Née le 28 juin 1906 à Katowice en haute Silésie (alors en Allemagne) et décédée le 20 février 1972 à San Diego (Californie), Maria Goeppert est issue d'une lignée d'universitaires depuis sept générations. Après des études à Göttingen, où elle passe son doctorat de physique théorique en 1930 sous la direction de Max Born, elle épouse le physico-chimiste américain Joseph E. Mayer, qui est alors l'assistant de James Franck (prix Nobel de physique en 1925 pour la découverte des lois gouvernant les interactions d'un électron et d'un atome) ; elle émigre peu après avec lui aux États-Unis.
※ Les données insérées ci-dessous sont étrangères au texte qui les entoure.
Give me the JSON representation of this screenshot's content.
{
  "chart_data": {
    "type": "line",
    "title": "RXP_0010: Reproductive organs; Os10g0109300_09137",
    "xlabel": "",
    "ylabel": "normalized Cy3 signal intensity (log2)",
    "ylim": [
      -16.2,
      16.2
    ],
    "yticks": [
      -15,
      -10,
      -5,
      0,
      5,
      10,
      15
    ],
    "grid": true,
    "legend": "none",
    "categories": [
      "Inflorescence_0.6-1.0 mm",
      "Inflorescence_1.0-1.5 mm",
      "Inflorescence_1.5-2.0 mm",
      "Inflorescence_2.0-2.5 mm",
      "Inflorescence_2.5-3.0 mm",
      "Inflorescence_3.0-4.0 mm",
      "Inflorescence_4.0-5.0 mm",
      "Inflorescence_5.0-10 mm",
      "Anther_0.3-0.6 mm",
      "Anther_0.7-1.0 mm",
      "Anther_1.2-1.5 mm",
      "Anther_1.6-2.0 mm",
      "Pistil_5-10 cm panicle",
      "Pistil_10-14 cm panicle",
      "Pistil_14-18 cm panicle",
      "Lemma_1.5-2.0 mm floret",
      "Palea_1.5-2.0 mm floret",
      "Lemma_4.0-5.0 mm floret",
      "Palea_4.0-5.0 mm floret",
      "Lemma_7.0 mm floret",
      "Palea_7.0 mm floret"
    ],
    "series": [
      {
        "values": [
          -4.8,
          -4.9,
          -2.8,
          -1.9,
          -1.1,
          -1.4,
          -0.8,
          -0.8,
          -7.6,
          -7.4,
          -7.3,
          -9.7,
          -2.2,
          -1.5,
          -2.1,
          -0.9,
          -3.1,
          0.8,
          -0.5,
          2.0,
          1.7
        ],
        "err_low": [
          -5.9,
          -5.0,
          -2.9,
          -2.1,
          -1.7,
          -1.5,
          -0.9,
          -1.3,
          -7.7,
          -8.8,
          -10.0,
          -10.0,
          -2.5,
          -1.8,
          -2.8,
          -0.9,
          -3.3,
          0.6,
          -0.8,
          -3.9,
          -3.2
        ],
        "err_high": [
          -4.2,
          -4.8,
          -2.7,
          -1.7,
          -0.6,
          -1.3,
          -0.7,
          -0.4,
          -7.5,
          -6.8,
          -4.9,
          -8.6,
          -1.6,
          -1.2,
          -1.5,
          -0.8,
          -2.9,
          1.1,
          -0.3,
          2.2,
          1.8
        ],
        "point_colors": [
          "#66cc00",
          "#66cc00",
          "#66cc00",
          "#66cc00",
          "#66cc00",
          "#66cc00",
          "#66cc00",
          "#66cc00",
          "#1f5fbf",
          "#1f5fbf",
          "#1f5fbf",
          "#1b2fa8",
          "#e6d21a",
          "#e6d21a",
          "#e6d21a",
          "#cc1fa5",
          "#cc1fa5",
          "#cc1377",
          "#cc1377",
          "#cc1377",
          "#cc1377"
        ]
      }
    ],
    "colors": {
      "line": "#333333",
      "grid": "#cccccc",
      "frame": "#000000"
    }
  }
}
L'université Johns Hopkins de Baltimore les accueille (mais sans salaire pour elle) et elle y collabore avec Karl Herzfeld sur la physico-chimie des molécules organiques. De 1939 à 1946, ils travaillent à l'université Columbia de New York, en particulier sur la possibilité de séparer les isotopes par des réactions photochimiques. Ce n'est qu'en 1946 qu'elle est reconnue comme chercheur par le Laboratoire national d'Argonne, près de Chicago, où elle s'initie à la physique nucléaire avec Edward Teller et Enrico Fermi. Elle restera à Chicago jusqu'en 1960 et y obtiendra ses résultats les plus fameux, en particulier le modèle en couche du noyau atomique, qui lui vaudra de partager le prix Nobel de physique en 1963 avec le physicien allemand Johannes Hans D. Jensen et le physicien américain d'origine hongroise Eugene Wigner. En 1960, elle rejoint l'université La Jolla de San Diego en Californie.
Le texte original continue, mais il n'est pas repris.